“Then I’ll tell you something else,” cried the Lark; “for the best of my news remains behind. You will one day be a Butterfly yourself.

“Wretched bird!” exclaimed the Caterpillar, “you jest with my inferiority—now you are cruel as well as foolish. Go away! I will ask your advice no more.”

“I told you you would not believe me,” cried the Lark.

“I believe everything that I am told,” persisted the Caterpillar; “that is”—and she hesitated—“everything that is reasonable to believe. But to tell me that butterflies’ eggs are caterpillars, and that caterpillars leave off crawling and get wings, and become butterflies!—Lark! you are too wise to believe such nonsense yourself, for you know it is impossible.”

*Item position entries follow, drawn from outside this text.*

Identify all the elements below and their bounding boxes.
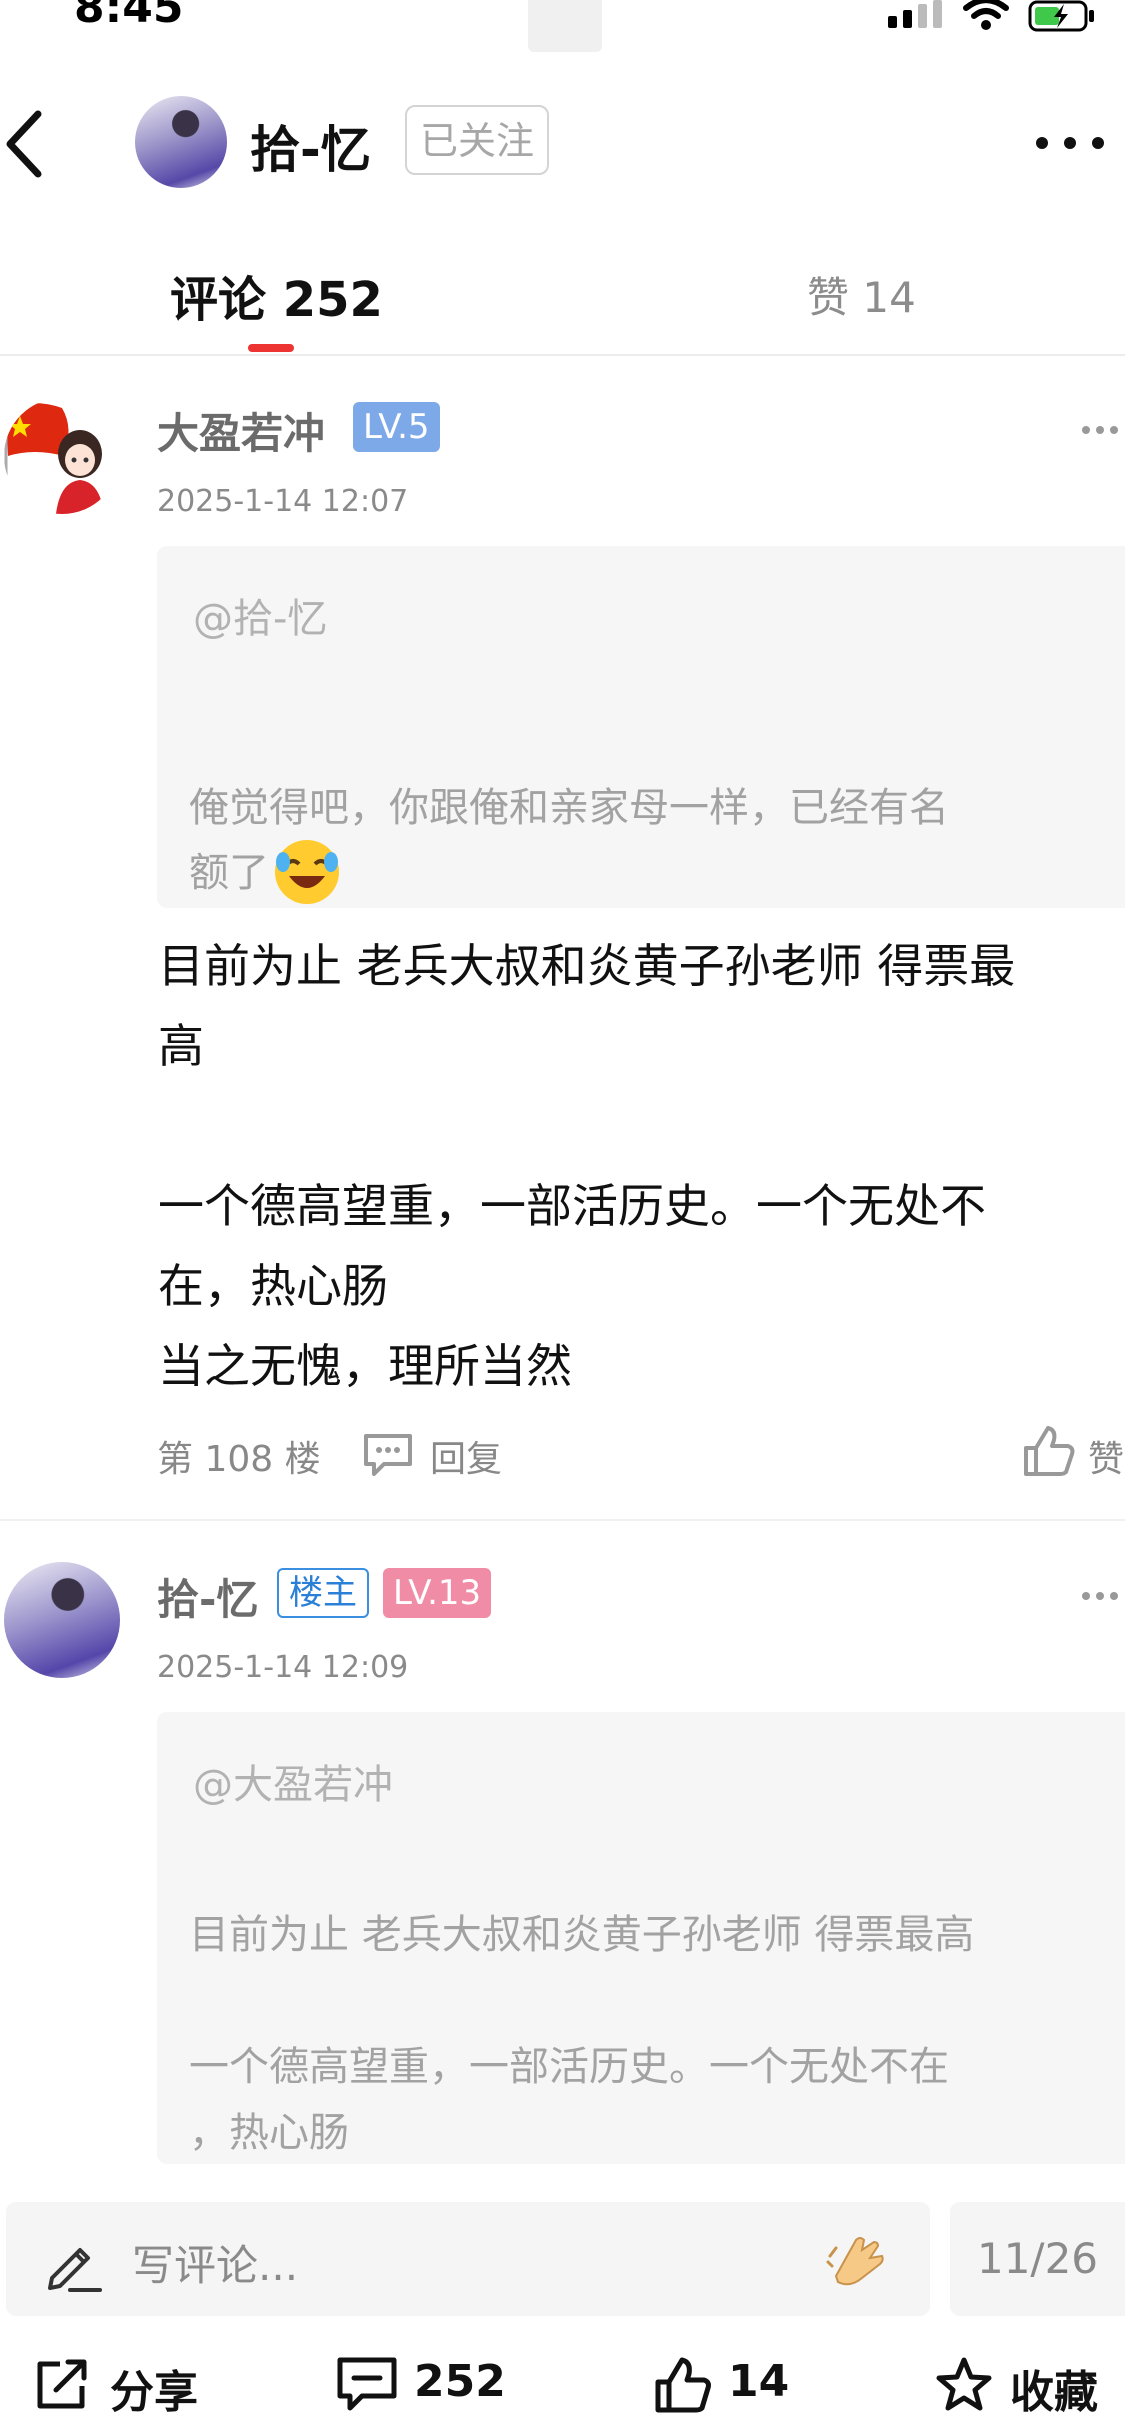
- comments-count: 252: [414, 2356, 506, 2407]
- comment-icon: [337, 2357, 397, 2411]
- share-icon: [37, 2359, 87, 2409]
- star-icon: [936, 2357, 992, 2411]
- comment-username[interactable]: 大盈若冲: [157, 400, 325, 461]
- like-button[interactable]: 赞: [1088, 1430, 1124, 1482]
- quote-mention[interactable]: @大盈若冲: [193, 1752, 393, 1810]
- status-time: 8:45: [74, 0, 184, 33]
- like-button[interactable]: 14: [654, 2352, 804, 2416]
- signal-icon: [888, 0, 942, 28]
- wifi-icon: [963, 0, 1009, 30]
- share-label: 分享: [110, 2367, 198, 2418]
- quoted-comment[interactable]: @拾-忆 俺觉得吧，你跟俺和亲家母一样，已经有名 额了: [157, 546, 1125, 908]
- comment-time: 2025-1-14 12:09: [157, 1650, 409, 1685]
- divider: [0, 354, 1125, 356]
- reply-button[interactable]: 回复: [430, 1430, 502, 1482]
- favorite-button[interactable]: 收藏: [934, 2352, 1124, 2418]
- quote-mention[interactable]: @拾-忆: [193, 586, 327, 644]
- thumbs-up-icon[interactable]: [1022, 1424, 1076, 1478]
- share-button[interactable]: 分享: [34, 2352, 204, 2418]
- flag-girl-avatar-icon: [4, 403, 104, 514]
- pen-icon: [48, 2248, 102, 2292]
- page-title[interactable]: 拾-忆: [250, 110, 371, 182]
- chevron-left-icon: [6, 110, 42, 178]
- active-tab-indicator: [248, 344, 294, 352]
- quote-text: 俺觉得吧，你跟俺和亲家母一样，已经有名 额了: [189, 736, 949, 908]
- battery-icon: [1028, 0, 1094, 32]
- back-button[interactable]: [0, 108, 60, 180]
- quoted-comment[interactable]: @大盈若冲 目前为止 老兵大叔和炎黄子孙老师 得票最高 一个德高望重，一部活历史…: [157, 1712, 1125, 2164]
- avatar[interactable]: [4, 398, 120, 514]
- divider: [0, 1519, 1125, 1521]
- status-notch: [528, 0, 602, 52]
- quote-text: 目前为止 老兵大叔和炎黄子孙老师 得票最高 一个德高望重，一部活历史。一个无处不…: [189, 1912, 975, 2156]
- comment-more-button[interactable]: [1082, 420, 1122, 440]
- reply-icon[interactable]: [362, 1432, 414, 1476]
- laughing-crying-emoji-icon: [275, 840, 339, 904]
- favorite-label: 收藏: [1010, 2367, 1098, 2418]
- avatar[interactable]: [135, 96, 227, 188]
- tab-likes[interactable]: 赞 14: [807, 264, 916, 325]
- comment-username[interactable]: 拾-忆: [157, 1566, 258, 1627]
- comment-text: 目前为止 老兵大叔和炎黄子孙老师 得票最 高 一个德高望重，一部活历史。一个无处…: [158, 939, 1016, 1393]
- more-dots-icon: [1036, 137, 1048, 149]
- comment-time: 2025-1-14 12:07: [157, 484, 409, 519]
- page-indicator[interactable]: 11/26: [950, 2202, 1125, 2316]
- owner-badge: 楼主: [277, 1568, 369, 1618]
- tab-comments[interactable]: 评论 252: [170, 260, 383, 330]
- likes-count: 14: [728, 2356, 790, 2407]
- clap-hands-icon[interactable]: [826, 2226, 890, 2290]
- more-options-button[interactable]: [1030, 120, 1110, 160]
- level-badge: LV.5: [353, 402, 440, 452]
- floor-number: 第 108 楼: [157, 1439, 321, 1480]
- comments-button[interactable]: 252: [336, 2352, 506, 2416]
- follow-button[interactable]: 已关注: [405, 105, 549, 175]
- thumbs-up-icon: [655, 2357, 711, 2413]
- comment-more-button[interactable]: [1082, 1586, 1122, 1606]
- level-badge: LV.13: [383, 1568, 492, 1618]
- avatar[interactable]: [4, 1562, 120, 1678]
- comment-input-placeholder[interactable]: 写评论...: [132, 2232, 298, 2293]
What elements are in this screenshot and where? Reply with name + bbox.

“I know no such thing,” said the Lark, warmly. “Whether I hover over the cornfields of earth, or go up into the depths of the sky, I see so many wonderful things, I know no reason why there should not be more. Oh, Caterpillar! it is because you crawl, because you never get beyond your cabbage-leaf, that you call any thing impossible.”

“Nonsense!” shouted the Caterpillar, “I know what’s possible, and what’s not possible, according to my experience and capacity, as well as you do. Look at my long green body and these endless legs, and then talk to me about having wings and a painted feathery coat.”

“You would-be-wise Caterpillar!” cried the indignant Lark. “Do you not hear how my song swells with rejoicing as I soar upwards to the mysterious wonder-world above? Oh, Caterpillar; what comes to you from thence, receive, as I do, upon trust.”

“That is what you call—”

“Faith,” interrupted the Lark.

“How am I to learn Faith?” asked the Caterpillar.